I pretty much use text files exclusively for writing down information. The only other formats I use are .c and .org but those a pretty much text files. It's just a lot easier to handle them and sync them to multiple devices since they're so small. I would like to figure out how to export/format the text files into nice looking documents. Not necessarily LaTex but within the actual file itself. Guess I'll need to look up some old GameFAQ guides.
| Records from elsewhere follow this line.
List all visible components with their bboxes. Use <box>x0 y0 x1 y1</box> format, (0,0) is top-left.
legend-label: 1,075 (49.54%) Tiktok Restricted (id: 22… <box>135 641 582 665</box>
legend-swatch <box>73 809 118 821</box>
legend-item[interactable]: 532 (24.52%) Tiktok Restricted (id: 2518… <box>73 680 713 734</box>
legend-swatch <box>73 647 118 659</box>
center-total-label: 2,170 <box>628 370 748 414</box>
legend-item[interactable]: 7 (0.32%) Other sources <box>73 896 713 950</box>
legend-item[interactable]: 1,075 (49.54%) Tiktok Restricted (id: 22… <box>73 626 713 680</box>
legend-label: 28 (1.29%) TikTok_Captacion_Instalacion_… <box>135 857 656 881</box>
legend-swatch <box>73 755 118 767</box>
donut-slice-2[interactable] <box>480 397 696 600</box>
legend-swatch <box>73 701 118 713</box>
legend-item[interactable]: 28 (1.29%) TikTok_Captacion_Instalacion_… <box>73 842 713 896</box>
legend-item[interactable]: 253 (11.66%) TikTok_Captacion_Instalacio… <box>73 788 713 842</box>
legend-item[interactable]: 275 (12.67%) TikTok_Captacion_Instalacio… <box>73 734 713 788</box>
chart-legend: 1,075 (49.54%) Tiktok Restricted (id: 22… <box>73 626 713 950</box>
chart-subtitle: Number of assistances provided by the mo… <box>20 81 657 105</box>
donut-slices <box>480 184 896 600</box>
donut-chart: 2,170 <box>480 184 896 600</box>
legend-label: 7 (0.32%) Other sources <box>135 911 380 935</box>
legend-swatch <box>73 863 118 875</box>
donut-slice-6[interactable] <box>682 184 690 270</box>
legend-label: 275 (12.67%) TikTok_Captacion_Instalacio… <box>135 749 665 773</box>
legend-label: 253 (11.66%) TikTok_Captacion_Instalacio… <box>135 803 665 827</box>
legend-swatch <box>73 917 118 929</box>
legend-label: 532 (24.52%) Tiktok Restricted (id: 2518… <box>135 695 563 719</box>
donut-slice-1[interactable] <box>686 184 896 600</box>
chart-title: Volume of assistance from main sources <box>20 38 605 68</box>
You could always check out groff. Far smaller and simpler than LaTeX and a lot of the syntax works with plaintext files as well.

Nroff in action:
.ll 40
.nh

.ce 2
NROFF
DEMONSTRATION

The line length will
be 30 characters and
will not hyphen. This
is small, but it will
allow you to use any
text editor you like.

.ll -5
.in +5
This will make it so
the lines are indented
5 characters and the
lines are 5 characters
shorter.

.ti -5
* There are also ways
to temporarily alter the
indent of the first line
only.


NROFF
DEMONSTRATION

The line length will be 30 characters
and will not hyphen. This is small, but
it will allow you to use any text editor
you like.

This will make it so the lines
are indented 5 characters and
the lines are 5 characters
shorter.

* There are also ways to
temporarily alter the indent
of the first line only.

Whoa that's pretty cool. I need something like that in my life

oreilly.com/openbook/utp/

Enjoy your new autistic hobby.

You can do more with groff and outputting to text rather than postscript, but you have to be careful of what options you use as it will insert line/matrix printer commands in it. Of course if you output to PDF or PS you get a nice typeset document, but not so much with nroff, which can't even handle columns. Nevertheless, it's a good starting point for using the *roff range of programs.

Idiot detected

>oreilly.com/openbook/utp/
OMG thank you so much, and thanks to O'Reilly too.